QforMortals/casting and enumerations
Contents |
Casting and Enumerations
Types and Cast
Basic Types
Every atom has both an associated numeric and symbolic data type. For convenience we repeat this from the data types table in the overview of atoms.
type | char type | num type' |
boolean | b | 1 |
byte | x | 4 |
short | h | 5 |
int | i | 6 |
long | j | 7 |
real | e | 8 |
float | f | 9 |
char | c | 10 |
symbol | s | 11 |
month | m | 13 |
date | d | 14 |
datetime | z | 15 |
minute | u | 17 |
second | v | 18 |
time | t | 19 |
enumeration | * |
type
The monadic function type can be applied to any entity in q to find its numeric data type.

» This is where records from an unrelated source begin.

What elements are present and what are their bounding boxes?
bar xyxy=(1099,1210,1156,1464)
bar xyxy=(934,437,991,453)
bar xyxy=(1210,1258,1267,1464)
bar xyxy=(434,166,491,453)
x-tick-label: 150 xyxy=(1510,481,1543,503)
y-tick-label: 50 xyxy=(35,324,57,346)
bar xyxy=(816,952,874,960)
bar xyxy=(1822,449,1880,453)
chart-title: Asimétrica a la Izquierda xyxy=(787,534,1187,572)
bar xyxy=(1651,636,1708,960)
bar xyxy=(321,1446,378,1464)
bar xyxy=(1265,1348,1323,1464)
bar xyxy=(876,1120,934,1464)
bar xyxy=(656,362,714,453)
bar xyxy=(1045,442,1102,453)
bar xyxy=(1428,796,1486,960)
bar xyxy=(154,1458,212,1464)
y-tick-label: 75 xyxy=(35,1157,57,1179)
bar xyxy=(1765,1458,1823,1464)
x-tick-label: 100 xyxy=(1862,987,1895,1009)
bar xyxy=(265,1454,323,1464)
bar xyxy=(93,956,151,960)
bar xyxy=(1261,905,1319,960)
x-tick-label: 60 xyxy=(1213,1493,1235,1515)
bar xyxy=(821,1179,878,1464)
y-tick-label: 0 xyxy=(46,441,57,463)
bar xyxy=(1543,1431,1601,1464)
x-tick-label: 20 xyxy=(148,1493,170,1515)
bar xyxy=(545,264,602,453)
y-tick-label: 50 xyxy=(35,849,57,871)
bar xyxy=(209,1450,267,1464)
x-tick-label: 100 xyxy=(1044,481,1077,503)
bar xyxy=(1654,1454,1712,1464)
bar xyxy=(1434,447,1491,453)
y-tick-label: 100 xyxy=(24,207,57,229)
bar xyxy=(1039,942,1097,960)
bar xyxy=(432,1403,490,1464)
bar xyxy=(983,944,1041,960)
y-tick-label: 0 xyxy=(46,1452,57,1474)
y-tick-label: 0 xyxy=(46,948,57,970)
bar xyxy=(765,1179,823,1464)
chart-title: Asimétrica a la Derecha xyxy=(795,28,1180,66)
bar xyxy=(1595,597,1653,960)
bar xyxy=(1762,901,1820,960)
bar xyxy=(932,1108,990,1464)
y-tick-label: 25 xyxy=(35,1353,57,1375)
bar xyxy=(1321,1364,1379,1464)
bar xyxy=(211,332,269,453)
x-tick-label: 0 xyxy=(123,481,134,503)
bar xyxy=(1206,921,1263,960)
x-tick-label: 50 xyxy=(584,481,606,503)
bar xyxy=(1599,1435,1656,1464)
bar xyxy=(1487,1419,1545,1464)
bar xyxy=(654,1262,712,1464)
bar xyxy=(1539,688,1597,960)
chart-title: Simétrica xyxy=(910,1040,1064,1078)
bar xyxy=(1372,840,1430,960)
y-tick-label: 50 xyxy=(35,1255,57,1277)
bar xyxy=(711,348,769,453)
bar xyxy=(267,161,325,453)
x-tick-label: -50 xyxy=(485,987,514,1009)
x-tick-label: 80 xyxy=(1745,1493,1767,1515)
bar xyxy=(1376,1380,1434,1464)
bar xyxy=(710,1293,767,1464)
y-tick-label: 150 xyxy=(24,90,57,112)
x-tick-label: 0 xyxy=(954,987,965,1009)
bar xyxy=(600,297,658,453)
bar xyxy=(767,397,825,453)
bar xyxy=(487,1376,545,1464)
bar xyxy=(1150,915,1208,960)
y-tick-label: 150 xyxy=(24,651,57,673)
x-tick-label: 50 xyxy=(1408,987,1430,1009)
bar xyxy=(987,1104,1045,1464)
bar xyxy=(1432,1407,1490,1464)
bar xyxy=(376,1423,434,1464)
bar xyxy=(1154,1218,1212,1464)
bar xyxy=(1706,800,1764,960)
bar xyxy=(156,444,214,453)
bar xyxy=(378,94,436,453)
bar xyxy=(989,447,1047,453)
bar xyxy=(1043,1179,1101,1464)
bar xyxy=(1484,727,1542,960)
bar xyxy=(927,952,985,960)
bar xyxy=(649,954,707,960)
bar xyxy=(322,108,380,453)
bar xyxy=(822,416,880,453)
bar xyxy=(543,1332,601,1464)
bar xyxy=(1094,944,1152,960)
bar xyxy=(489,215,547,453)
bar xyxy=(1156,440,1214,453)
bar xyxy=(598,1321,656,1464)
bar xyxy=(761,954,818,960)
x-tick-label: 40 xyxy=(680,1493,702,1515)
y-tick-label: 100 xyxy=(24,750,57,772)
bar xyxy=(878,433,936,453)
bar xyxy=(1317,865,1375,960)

It is a quirk of q that the data type of atoms is a short containing the negative of the value in the second column above.
type 42 -6h type 1b -1h type 4.2 -9h type 4h -5h type `42 -11h type "4" -10 type 2007.04.02 -15h
The type of a simple list is a short containing the positive value of the type of its constituent atoms.
type 1 2 3 6h type "abc" 10h type 1 2 3f 9h
The type of a general list is 0.
type 1 2h 3j 0h type (1;2;(3 4)) 0h type (`1;"1";3) 0h
Type of a Variable
The type of a variable may be confusing to programmers new to q. In most typed languages, the variable's type must be defined before the variable is assigned a value—that is, when it is declared. In q, a variable is assigned without declaration. The variable can subsequently be reassigned to a new value of a different type.
a:42 type a -6h a:98.6 type a -9h
This can be understood by considering that q thinks of a variable as a name associated with a value. The association is made upon assignment. A variable has the type of the value associated with its name.
In the example at hand, a variable with name `a is created when the initial assignment is made. Since this is the first time that the name `a is assigned, the q interpreter creates an entry for a in its dictionary of names and it associates the value 42 with it. On the second assignment, there is already an entry for a in the names table, so this name is simply re-associated to the value 98.6.
When you ask for the type of a variable, q returns the type of the value associated with the variable's name. Thus, when you reassign the variable, the type of the variable reflects the type of the new value.
Cast ($)
As in verbose languages, it is possible to cast an entity from one type to another, provided the underlying values are compatible. The q cast operator, denoted $, is a binary atomic verb whose right argument is the source value and left argument is the target type. The target type can be represented either as the type's (positive) numeric short value or a char type value First, examples using the numeric type,
5h$42 42h 6h$4.2 4
It is arguably more readable to use the type's char in a cast.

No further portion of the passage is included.